Tuesday, April 11, 2023

My Country to Have and to Hold

this week, we've watched as our democracy continues to be threatened.  in tennessee, the republican majority in the state house of representatives expelled its two youngest black members.  these young men represent 140,000 constituents in the cities of memphis and nashville, leaving those who elected them without representation in the tennessee house.  the reason for their expulsion was their participation from the house floor in a protest over the state government's refusal to act on gun regulation in light of the killing of three children and three staff members at a private school in nashville.  undoubtedly, their actions disturbed the "decorum of the house" and prevented its members from continuing their work.


their behavior was inappropriate, even if their fervor to persuade the tennessee legislature to act to pass reasonable gun restrictions was commendable and right.  there were other consequences for their actions that could have been imposed short of the drastic step of expelling them from their elected positions.  what is equally disturbing was that the only white representative who participated in leading the protest from the house floor was not expelled.  she narrowly escaped the fate of her fellow protestors by one vote, but the failure of the house to punish her in the same way smacks of racism.


the willingness of republican majorities in many states to act in ways that deny those with whom they disagree the right to express their views is anti-democratic and unamerican.  as one democratic member of the tennessee house put it, we live in a country that exists because of radical protest.  our founders fought and died to establish a country based on the idea that government exists to serve the people and that those who make up the government are responsible to those who elected them.  if the constituents of those who elected the expelled representatives believed that their actions were wrong, the proper way to remove them from office was at the ballot box, not by the tyranny of a republican majority in the tennessee house.


in state after state where legislatures are in republican control, electoral maps are drawn up so that a republican majority can continued to be elected.  the votes of democrats and minorities count less than those of their white republican counterparts in these gerrymandered districts.  for instance, in wisconsin, republicans can control their legislature with only 44% of the vote, despite the fact that more often than not democrats win in elections that count the state-wide vote rather than the district-by-district vote.  other republican-controlled legislatures have done and are doing the same thing by splitting demoratic-majority districts so that their inhabitants cannot elect candidates to the state legislature.

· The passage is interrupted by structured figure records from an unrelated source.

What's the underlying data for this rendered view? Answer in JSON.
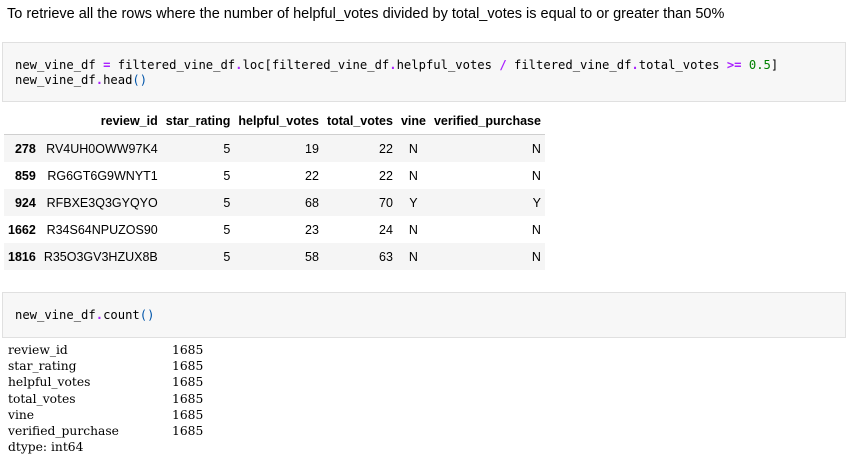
{
  "markdown": {
    "text": "To retrieve all the rows where the number of helpful_votes divided by total_votes is equal to or greater than 50%"
  },
  "cell1": {
    "line1": [
      {
        "t": "new_vine_df ",
        "c": ""
      },
      {
        "t": "=",
        "c": "op"
      },
      {
        "t": " filtered_vine_df",
        "c": ""
      },
      {
        "t": ".",
        "c": "op"
      },
      {
        "t": "loc[filtered_vine_df",
        "c": ""
      },
      {
        "t": ".",
        "c": "op"
      },
      {
        "t": "helpful_votes ",
        "c": ""
      },
      {
        "t": "/",
        "c": "op"
      },
      {
        "t": " filtered_vine_df",
        "c": ""
      },
      {
        "t": ".",
        "c": "op"
      },
      {
        "t": "total_votes ",
        "c": ""
      },
      {
        "t": ">=",
        "c": "op"
      },
      {
        "t": " ",
        "c": ""
      },
      {
        "t": "0.5",
        "c": "num"
      },
      {
        "t": "]",
        "c": ""
      }
    ],
    "line2": [
      {
        "t": "new_vine_df",
        "c": ""
      },
      {
        "t": ".",
        "c": "op"
      },
      {
        "t": "head",
        "c": ""
      },
      {
        "t": "()",
        "c": "brk"
      }
    ]
  },
  "dataframe": {
    "columns": [
      "",
      "review_id",
      "star_rating",
      "helpful_votes",
      "total_votes",
      "vine",
      "verified_purchase"
    ],
    "rows": [
      {
        "index": "278",
        "review_id": "RV4UH0OWW97K4",
        "star_rating": "5",
        "helpful_votes": "19",
        "total_votes": "22",
        "vine": "N",
        "verified_purchase": "N"
      },
      {
        "index": "859",
        "review_id": "RG6GT6G9WNYT1",
        "star_rating": "5",
        "helpful_votes": "22",
        "total_votes": "22",
        "vine": "N",
        "verified_purchase": "N"
      },
      {
        "index": "924",
        "review_id": "RFBXE3Q3GYQYO",
        "star_rating": "5",
        "helpful_votes": "68",
        "total_votes": "70",
        "vine": "Y",
        "verified_purchase": "Y"
      },
      {
        "index": "1662",
        "review_id": "R34S64NPUZOS90",
        "star_rating": "5",
        "helpful_votes": "23",
        "total_votes": "24",
        "vine": "N",
        "verified_purchase": "N"
      },
      {
        "index": "1816",
        "review_id": "R35O3GV3HZUX8B",
        "star_rating": "5",
        "helpful_votes": "58",
        "total_votes": "63",
        "vine": "N",
        "verified_purchase": "N"
      }
    ]
  },
  "cell2": {
    "line1": [
      {
        "t": "new_vine_df",
        "c": ""
      },
      {
        "t": ".",
        "c": "op"
      },
      {
        "t": "count",
        "c": ""
      },
      {
        "t": "()",
        "c": "brk"
      }
    ]
  },
  "count_output": {
    "rows": [
      {
        "name": "review_id",
        "value": "1685"
      },
      {
        "name": "star_rating",
        "value": "1685"
      },
      {
        "name": "helpful_votes",
        "value": "1685"
      },
      {
        "name": "total_votes",
        "value": "1685"
      },
      {
        "name": "vine",
        "value": "1685"
      },
      {
        "name": "verified_purchase",
        "value": "1685"
      }
    ],
    "dtype": "dtype: int64"
  },
  "colors": {
    "operator": "#aa22ff",
    "number": "#008000",
    "bracket": "#0055aa",
    "cell_bg": "#f7f7f7",
    "row_stripe": "#f5f5f5"
  }
}
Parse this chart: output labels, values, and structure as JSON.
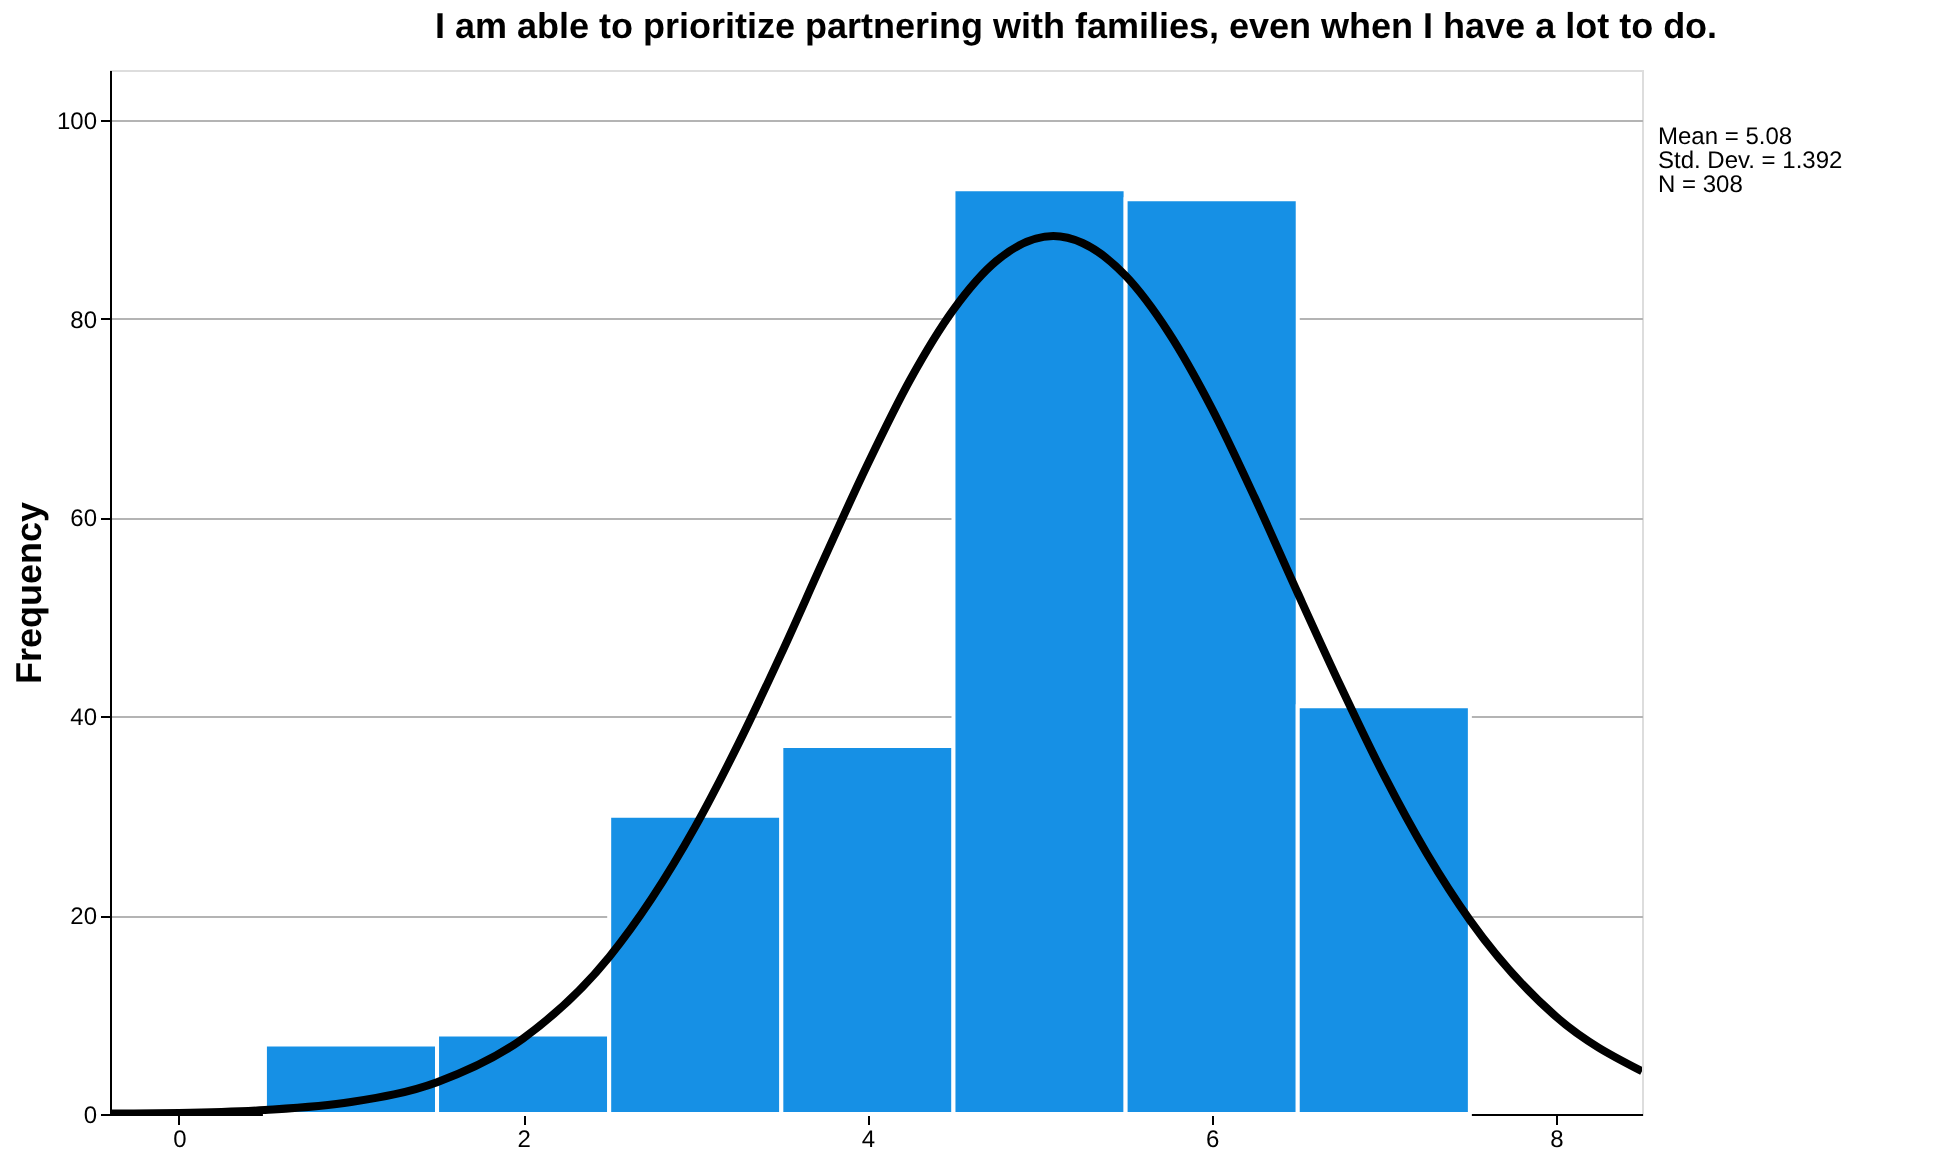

by and large the courts have sided with legislatures that engage in extreme gerrymandering, because the courts hearing these cases, including the federal supreme court, are dominated by those with conservative, right-wing views.  these courts hold that elections are in the hands of the individual states according to the constitution, even when such control disenfranchises millions of citizens.  in the past, the legal view that each person's vote should carry equal weight made it difficult for state legislatures to engage in redistricting plans that prevented minorities from having their fair share of representation.  that view is no longer the dominant one, making one-person-one-vote less likely to prevail in court battles.


may we return to the principles of democracy that protected the rights of all, including minority parties and races.  may we insist that a tyranny of the majority not prevail in tennessee or anywhere else in our country.  may our people awaken to their responsibilities to vote and hold their representatives accountable and prevent them from assuming dictatorial powers.  may we truly become "one nation," as we pledge when we recite the national pledge of allegiance.  shalom.